The return of the weakened US dollar to the game could be its swan song against the backdrop of exiting USD short trades. Over the past seven weeks, hedge funds have been adding up to USD short trades, so a bounce up from here serves as the path of least resistance. On the other hand, EURUSD‘s fall is based on fundamentals.

The USD’s four-month decline was associated with losing its main advantages. Now they can support it again. If the labor market is so strong that employment is booming, a number of job openings are skyrocketing, and unemployment benefits are declining, then the markets may once again come back to the topic of American exceptionalism. The combination of slower inflation and strong consumer sentiment is even better than the Goldilocks regime. Costs are down, and profits are up. The US stock market may once again outperform foreign counterparts, while capital repatriation is great news for EURUSD bears.

Strong employment data has raised the possibility of a 5.25% increase in the federal funds rate from 30% to over 61%. If inflation rises again amid a strong economy, the Fed is more likely to increase borrowing costs after the pause than cut them. The chances of a Fed’s dovish reversal are falling, so the US dollar is strengthening.

Finally, an increase in US-China tensions could bring back interest in the USD as a safe-haven currency.

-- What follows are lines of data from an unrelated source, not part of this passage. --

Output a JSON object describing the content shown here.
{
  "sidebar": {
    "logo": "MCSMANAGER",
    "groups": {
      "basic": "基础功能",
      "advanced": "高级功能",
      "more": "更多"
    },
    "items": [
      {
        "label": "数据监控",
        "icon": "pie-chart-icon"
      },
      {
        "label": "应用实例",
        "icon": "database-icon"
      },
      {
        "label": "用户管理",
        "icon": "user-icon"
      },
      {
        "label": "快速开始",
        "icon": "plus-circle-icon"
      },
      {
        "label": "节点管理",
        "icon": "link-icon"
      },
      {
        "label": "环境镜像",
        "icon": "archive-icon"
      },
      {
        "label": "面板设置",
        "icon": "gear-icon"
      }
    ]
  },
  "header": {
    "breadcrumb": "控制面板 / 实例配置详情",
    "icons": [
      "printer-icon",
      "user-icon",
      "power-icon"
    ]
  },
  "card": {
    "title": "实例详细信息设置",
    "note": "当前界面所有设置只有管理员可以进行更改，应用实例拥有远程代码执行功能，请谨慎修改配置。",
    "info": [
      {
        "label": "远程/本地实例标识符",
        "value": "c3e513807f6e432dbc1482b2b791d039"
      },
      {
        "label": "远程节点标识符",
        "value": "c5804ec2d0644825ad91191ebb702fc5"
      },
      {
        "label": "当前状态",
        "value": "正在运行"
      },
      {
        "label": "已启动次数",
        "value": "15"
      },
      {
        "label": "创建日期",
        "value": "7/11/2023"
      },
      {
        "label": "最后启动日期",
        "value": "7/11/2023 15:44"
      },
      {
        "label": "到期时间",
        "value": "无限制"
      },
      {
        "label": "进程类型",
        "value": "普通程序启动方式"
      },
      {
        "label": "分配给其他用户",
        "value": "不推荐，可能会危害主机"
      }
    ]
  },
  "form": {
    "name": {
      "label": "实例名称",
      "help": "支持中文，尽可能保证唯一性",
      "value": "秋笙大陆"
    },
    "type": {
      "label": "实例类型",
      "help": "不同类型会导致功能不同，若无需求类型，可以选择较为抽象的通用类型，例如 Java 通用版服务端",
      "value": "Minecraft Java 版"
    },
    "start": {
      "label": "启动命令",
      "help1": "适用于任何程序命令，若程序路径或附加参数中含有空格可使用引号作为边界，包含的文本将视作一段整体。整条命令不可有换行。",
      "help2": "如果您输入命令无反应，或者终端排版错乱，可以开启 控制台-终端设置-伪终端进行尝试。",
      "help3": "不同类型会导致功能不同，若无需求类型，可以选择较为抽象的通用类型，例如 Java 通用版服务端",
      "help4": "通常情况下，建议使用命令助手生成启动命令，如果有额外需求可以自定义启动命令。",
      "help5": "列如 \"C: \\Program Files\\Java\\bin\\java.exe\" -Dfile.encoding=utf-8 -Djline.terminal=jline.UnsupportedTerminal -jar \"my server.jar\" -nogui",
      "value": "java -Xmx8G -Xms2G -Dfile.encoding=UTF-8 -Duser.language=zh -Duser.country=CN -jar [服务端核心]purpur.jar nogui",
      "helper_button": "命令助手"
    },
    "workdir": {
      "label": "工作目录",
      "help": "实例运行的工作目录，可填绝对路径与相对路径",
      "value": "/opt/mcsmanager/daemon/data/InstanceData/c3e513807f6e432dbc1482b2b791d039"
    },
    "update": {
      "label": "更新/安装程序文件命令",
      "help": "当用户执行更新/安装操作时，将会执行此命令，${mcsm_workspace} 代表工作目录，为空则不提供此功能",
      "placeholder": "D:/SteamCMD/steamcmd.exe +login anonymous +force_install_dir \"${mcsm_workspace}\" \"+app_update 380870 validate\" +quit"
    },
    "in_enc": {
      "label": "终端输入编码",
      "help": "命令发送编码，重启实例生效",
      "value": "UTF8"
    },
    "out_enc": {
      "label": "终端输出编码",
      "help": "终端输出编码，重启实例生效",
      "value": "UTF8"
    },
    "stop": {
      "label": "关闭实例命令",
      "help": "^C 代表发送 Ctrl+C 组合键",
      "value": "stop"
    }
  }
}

Thus, all three advantages that allowed the USD index to reach a 20-year high in the autumn of 2022 are back. It’s American exceptionalism, a more aggressive Fed, and rising demand for safe havens. The question is, are they temporary or the last year’s trend returning?

Weekly EURUSD trading plan

+517 thousand looks abnormal. It is unlikely that it will continue to increase at the same pace. However, the idea of a return of high inflation in a strong economy deserves attention. It looks like the markets are too focused on the dovish reversal and have already believed in their victory over the Fed. Perhaps they will be able to fight the central bank, but they are unlikely to fight the factors. It is worth paying attention to the fact that the EURUSD‘s inability soon to return above 1.0825 and 1.086 increase the risks of a correction.